The town's recorded history began in the 11th century as a Sorbian settlement. Through its history, it has been under German, Czech (Bohemian), Polish and Hungarian rule. From 1815 until 1918, Görlitz belonged to the Province of Silesia in the Kingdom of Prussia, and later to the Province of Lower Silesia in the Free State of Prussia — it was the Silesian provinces' largest town west of the Oder-Neisse line, and hence Görlitz became part of East Germany from 1949 until German reunification in 1990.

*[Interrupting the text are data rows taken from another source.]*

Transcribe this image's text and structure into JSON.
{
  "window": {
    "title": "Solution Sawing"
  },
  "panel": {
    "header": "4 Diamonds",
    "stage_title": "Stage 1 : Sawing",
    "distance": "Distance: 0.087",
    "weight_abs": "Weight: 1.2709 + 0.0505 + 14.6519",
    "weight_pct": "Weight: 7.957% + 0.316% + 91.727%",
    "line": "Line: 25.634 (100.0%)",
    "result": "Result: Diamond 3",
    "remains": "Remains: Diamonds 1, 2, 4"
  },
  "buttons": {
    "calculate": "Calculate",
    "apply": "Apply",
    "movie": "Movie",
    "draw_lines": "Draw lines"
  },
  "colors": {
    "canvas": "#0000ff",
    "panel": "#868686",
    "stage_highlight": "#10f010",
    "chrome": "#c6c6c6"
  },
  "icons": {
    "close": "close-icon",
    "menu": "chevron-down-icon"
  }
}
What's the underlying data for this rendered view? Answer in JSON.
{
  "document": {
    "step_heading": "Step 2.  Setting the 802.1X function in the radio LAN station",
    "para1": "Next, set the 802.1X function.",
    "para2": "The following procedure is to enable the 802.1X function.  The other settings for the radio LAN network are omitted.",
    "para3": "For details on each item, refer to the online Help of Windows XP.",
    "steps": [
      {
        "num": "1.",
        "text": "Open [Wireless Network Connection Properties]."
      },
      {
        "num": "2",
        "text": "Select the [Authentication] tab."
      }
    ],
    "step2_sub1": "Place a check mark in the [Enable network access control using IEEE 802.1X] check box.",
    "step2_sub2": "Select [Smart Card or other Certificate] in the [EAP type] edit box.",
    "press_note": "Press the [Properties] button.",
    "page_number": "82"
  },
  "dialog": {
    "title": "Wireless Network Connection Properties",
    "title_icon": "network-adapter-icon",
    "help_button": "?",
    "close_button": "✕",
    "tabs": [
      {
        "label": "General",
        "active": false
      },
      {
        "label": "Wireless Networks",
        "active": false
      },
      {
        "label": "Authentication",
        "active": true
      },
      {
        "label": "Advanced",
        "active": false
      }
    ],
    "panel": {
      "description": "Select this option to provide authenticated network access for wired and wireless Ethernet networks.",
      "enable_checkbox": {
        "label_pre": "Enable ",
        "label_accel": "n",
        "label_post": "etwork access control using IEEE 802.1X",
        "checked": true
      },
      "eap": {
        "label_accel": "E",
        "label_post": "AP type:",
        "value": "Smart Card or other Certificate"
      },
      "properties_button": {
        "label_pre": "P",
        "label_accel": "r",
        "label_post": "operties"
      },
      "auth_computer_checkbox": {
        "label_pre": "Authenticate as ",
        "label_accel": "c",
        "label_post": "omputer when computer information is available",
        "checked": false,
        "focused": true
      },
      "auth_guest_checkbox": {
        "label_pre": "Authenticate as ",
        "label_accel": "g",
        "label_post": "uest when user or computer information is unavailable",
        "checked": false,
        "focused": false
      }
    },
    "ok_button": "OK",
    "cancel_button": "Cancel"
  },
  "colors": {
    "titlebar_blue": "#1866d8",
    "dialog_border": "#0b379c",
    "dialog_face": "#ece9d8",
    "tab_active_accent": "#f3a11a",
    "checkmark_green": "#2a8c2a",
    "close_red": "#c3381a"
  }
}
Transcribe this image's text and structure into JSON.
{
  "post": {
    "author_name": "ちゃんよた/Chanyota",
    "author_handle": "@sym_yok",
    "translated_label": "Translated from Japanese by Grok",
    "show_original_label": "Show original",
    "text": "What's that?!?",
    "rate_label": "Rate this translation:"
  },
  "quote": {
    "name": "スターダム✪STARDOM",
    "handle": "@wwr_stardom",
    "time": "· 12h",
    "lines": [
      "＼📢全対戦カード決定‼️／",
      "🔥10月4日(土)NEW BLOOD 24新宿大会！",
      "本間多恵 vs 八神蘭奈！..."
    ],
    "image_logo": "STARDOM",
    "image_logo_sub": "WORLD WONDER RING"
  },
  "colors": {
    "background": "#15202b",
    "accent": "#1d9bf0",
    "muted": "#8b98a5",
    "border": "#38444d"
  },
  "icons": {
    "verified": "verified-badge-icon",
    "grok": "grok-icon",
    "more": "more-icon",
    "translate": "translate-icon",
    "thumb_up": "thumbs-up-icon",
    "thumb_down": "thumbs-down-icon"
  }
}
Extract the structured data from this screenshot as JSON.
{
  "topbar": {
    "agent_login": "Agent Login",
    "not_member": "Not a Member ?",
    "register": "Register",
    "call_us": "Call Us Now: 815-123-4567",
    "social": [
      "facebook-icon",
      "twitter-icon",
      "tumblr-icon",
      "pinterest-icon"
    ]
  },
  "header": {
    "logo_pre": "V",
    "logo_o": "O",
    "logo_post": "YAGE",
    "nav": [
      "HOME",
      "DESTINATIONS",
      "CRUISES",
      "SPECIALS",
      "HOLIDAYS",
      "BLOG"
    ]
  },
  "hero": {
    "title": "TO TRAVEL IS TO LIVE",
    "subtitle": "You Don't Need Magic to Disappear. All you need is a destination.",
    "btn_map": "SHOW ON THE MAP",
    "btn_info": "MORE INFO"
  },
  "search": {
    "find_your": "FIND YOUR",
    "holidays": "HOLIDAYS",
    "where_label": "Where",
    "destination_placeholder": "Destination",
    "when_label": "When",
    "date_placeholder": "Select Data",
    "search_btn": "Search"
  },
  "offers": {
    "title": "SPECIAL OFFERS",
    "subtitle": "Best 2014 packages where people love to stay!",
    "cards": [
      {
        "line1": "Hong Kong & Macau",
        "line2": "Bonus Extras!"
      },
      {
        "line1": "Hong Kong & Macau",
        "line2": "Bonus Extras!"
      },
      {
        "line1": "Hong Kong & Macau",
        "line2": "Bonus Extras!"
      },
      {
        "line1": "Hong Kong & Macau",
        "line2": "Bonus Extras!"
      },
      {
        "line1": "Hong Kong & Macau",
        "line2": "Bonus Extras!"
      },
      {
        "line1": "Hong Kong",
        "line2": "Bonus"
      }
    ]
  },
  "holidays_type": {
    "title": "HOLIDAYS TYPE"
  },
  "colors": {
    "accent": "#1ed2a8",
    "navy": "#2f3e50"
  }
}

Görlitz is culturally diverse. While it is a town of Saxony, its inhabitants also identify as Upper Lusatian. The East Lusatian dialect (Ostlausitzer Mundart) of the town differs from the Upper Saxon dialects spoken in most parts of Saxony, especially those of Dresden and Leipzig. And because the town had been integrated into the former provinces of Silesia and later Lower Silesia respectively, there is also a strong Silesian element in the city's culture, which is reflected by the presence of some Silesian dishes like Schlesisches Himmelreich or Liegnitzer Bombe, a Silesian Museum (Schlesisches Museum zu Görlitz), or the Silesian Christmas Market (Schlesischer Christkindelmarkt). Additionally, there is the Sorbian element, as Görlitz was founded and first settled by the Sorbs, a Slavic people. This is most obvious in that the name of the town and the etymology of some of its incorporated villages and geographic features are of Slavic origin.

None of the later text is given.